“Let us go then you and I, Where the ocean is spread out against the sky Two insignificant specks into the horizon Through the endless waters of time....” (with apologies to T S Eliot)
Standing on the rocks lashed by waves, staring at the never ending deep blue expanse all around, a strange sense of tranquillity suffused me. Mesmerised by the sweeping vista of the Indian Ocean, Bay of Bengal and the Arabian Sea from the rocky outcrop behind Vivekanand Rock Memorial, away from the milling tourists, realisation dawned, “Man is but a mere insignificant speck in the universe”.
It’s not surprising that Swami Vivekanand was inspired to start a mission to spread the message of Hinduism while meditating on this rock. During his travels across India after the death of his guru Sri Ramakrishna Paramhans, in 1892, Swami Vivekananda had swam out to this huge half submerged rock 500 meters from the shore to meditate. Vivekanand Rock Memorial, a synthesis of distinctive styles of temple architecture across the country, was erected on this rock in 1970 and is today a ten-minute ferry ride from Kanyakumari.

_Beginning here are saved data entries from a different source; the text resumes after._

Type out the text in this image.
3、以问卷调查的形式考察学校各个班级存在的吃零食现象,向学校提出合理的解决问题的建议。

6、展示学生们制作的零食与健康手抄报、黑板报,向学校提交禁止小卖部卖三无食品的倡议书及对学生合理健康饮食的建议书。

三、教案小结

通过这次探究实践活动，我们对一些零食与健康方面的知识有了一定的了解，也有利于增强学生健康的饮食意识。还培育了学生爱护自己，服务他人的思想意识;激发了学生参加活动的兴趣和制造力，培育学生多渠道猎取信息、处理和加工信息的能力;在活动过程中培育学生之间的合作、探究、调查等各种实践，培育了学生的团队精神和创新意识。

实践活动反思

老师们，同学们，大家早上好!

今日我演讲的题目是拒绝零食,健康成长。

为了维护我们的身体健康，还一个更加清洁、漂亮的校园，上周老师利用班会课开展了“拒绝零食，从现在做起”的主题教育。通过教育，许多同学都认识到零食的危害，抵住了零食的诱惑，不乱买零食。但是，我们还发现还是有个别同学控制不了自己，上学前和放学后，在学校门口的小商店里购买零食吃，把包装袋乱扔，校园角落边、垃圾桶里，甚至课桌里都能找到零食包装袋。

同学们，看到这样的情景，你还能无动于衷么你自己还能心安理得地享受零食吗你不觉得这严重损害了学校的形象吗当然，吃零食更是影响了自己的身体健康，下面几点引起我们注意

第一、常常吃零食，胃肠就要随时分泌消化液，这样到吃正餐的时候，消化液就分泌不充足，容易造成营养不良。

The memorial is one of the major tourist attraction of the small sleepy town of Kanyakumari. Nestling between vast green stretches of paddy fields and coconut groves, Kanyakumari is not only the southernmost point of India and the confluence of Bay of Bengal, the Arabian Sea and the Indian Ocean but also an important Hindu pilgrimage centre.
Kanyakumari derives its name from from Goddess Kanyakumari Amman, the presiding deity of the area. Legend has it that the Goddess Parvati, in one of her incarnations as Devi Kanya, did penance on one of the rocks of this land’s end to obtain the hand of Lord Shiva. Kumari Amman or the Kanyakumari Temple, dedicated to this Devi, is picturesquely located overlooking the shore and attracts tourists from all over the world. The diamond nose-ring of the deity is famous for its sparkling splendour and is said to be visible even from the sea. Men are required to remove their shirts prior to entering the temple.
Referred to as the Alexandria of the East, Kanyakumari was a well known commercial and trading centre besides being a centre for art and culture. Islam, Christianity and Jainism have greatly contributed to the architectural wealth and literary heritage of this place which flourished under the rule of the Cholas, the Cheras, the Pandyas and the Nayaks.
The Portuguese Church with its beautiful archaic structure is a major monument of Christian influence. The massive towering spires and stained glass window panes contribute to the overall grandeur of the Church. As you enter the church the simplicity of the interiors, a sharp contrast to the ornate Gothic exteriors is the first thing, which strike you. There are no pews and the congregation sits on the sandy floor of white powdery sand. A tiny cross adorns the altar. A walk down to the fishing jetty behind the church is quite interesting especially if the boats have just come in with their catch. Fresh fish at really dirt cheap prices with a large turtle going for just Rs 500 is incentive enough to walk down to the jetty.
Besides fishing, tourism is the main-stay of Kanyakumari, famous for its unique beach with multicoloured sand and the spectacular sunrises and sunsets, especially on full moon days. On a full moon night, also termed as Chaita Purnima (in April), the setting sun and the rising moon glow simultaneously on the horizon.
Kanyakumari is perhaps the only place in India where observing these two daily phenomenons of nature is raised to the level of a ritual. Kanyakumari wakes up regularly at 5.30 am to a cacophony of alarm clocks and wake up calls.
Tourists, pilgrims and locals flock like migratory birds to either Sunrise Point or the terrace of their hotels by 6 am waiting for the majestic sight of daybreak to unfold. The image of the night-sky gradually transforming into various hues of pastel colours with the silhouette of fishing boats in the foreground as the sun rises above the horizon of the Bay of Bengal remains etched in memory for a long time.
Sunsets are equally spectacular and the beach lining the Arabian Sea, a tiny strip of multicoloured sand, is crowded with people waiting for the grand finale of the day. Watching the sunset is the only activity one can indulge in on this beach which is rocky and dangerous for swimming. The sea is fairly rough and the waves pounding against the rocks, subsiding and gathering again for another onslaught keeps you engaged till the huge red orb in the sky goes down in a blaze of glory. The lighthouse is also worth a visit for the panoramic view.
Kanyakumari is a wonderful destination for a laid back holiday.
- Air: The nearest airport is at Trivandrum, 80 kms away, with regular flights to Bangalore, Mumbai, Cochin, Delhi, Goa, and Madras.
- Rail: Kanyakumari is connected to Trivandrum, Delhi, and Mumbai by broad-gauge railway network.
- Road: It is connected by road to Nagarcoil 19 kms, Trivandrum 86 kms and Tirunelvelli 91 kms with frequent and regular bus service. Bus service to other major tourist destinations in Kerala and Tamil Nadu are available.